Carrière 100% chez Nestlé : en Suisse pour la formation, départ pour le Chili et le Brésil comme Chef de Fabrication (produits culinaires). Directeur d’usines au Brésil, au Guatemala, en Colombie et au Costa Rica. Directeur Technique en Amérique Centrale, en Jamaique et en Equateur. Maintenant retraité au Guatemala depuis 18 ans.

Le Guatemala est un petit pays (1/4 de la France) avec 17 millions d’habitants. Il y a 35% d’indiens et l’analphabétisme, quoiqu’en diminution rapide, est encore de 16%. Le coronavirus s’est déclaré vers le 10 mars. Les mesures de confinement ont été prises le 16 mars : suspension des écoles, réunions publiques, transports collectifs, fermeture des frontières, couvre feux de 16h à 4h, commerce limité aux premières nécessités.

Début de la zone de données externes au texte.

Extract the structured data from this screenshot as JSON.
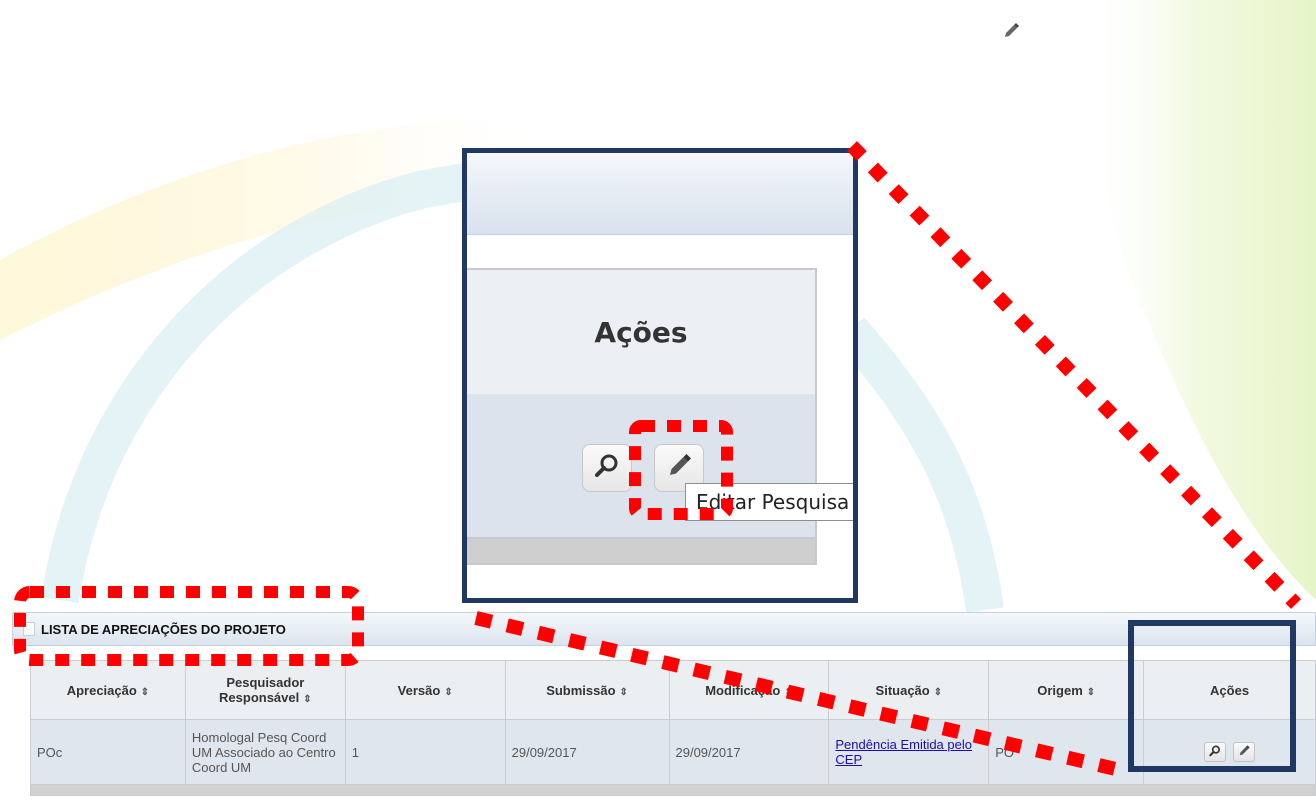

Le président de la République étant médecin, les mesures sanitaires ont été prises rapidement ; construction de 5 hôpitaux de campagne, confinement, 12 000 personnes en quarantaine pour les cas douteux. Aujourd’hui il y a 700 cas hospitalisés, 17 morts et 50 récupérés. Port du masque obligatoire. Le Guatemala se « défend » mieux que la majorité des pays d’Amérique Latine. Le problème majeur est la crise économique et humanitaire. 35 ou 40% de la population a perdu les emplois. C’est la famine, et l’aide est insuffisante. Je fais partie du Rotary Club, nous remettons des sacs de nourriture aux personnes les plus défavorisées.

 

 Vanessa BAGARRY (PG 94) - ITALIE

Issue de la promo PG 94, j'ai réalisé mon stage de fin d'études en microbiologie chez Galbani, en Italie, près de Cremona, j'ai rencontré mon mari, durant mon premier emploi dans le Groupe Mars près de Pavia. 

Après avoir vécu ensemble une mission de 6 mois en Hongrie, pour le transfert d'une partie de la production de l'usine de petfood, nous sommes rentrés en Italie où nous résidons depuis bientôt 20 ans. 

Ici, à cause du coronavirus, les écoles n'ont pas réouvert, comme prévu le 27 février, après les vacances du carnaval. 

Heureusement, l'entreprise de café où je suis Responsable qualité groupe, m'a permis pratiquement tout de suite de faire du télétravail, comme pour la plupart des cadres. L'usine a par contre continué à produire, étant les entreprises alimentaires considérées comme entreprises "essentielles". Mais nous avons dû par la suite recourir au chômage technique, la plupart de nos clients étant fermés (bars, restaurants, pâtisseries). 

Nous avons été confinés à partir du 9 mars, et avec le beau temps, les promenades à l'air libre ont manqué énormément. Même si nous avons la chance d'avoir un petit jardin, où nos 2 enfants peuvent prendre le soleil et jouer au ping pong. 

Heureusement, dans notre région, le Veneto, la situation sanitaire n'a pas été aussi critique qu'en Lombardia. 

La courbe des positifs au coronavirus et du nombre de guéris ont fini par se croiser. 

Le 4 mai, la phase 2 commence, la plupart des entreprises rouvrent, mais rien ne sera plus comme avant. 

Je crois que je regretterai de ne plus entendre le silence dans notre quartier, seulement dérangé par le chant des oiseaux.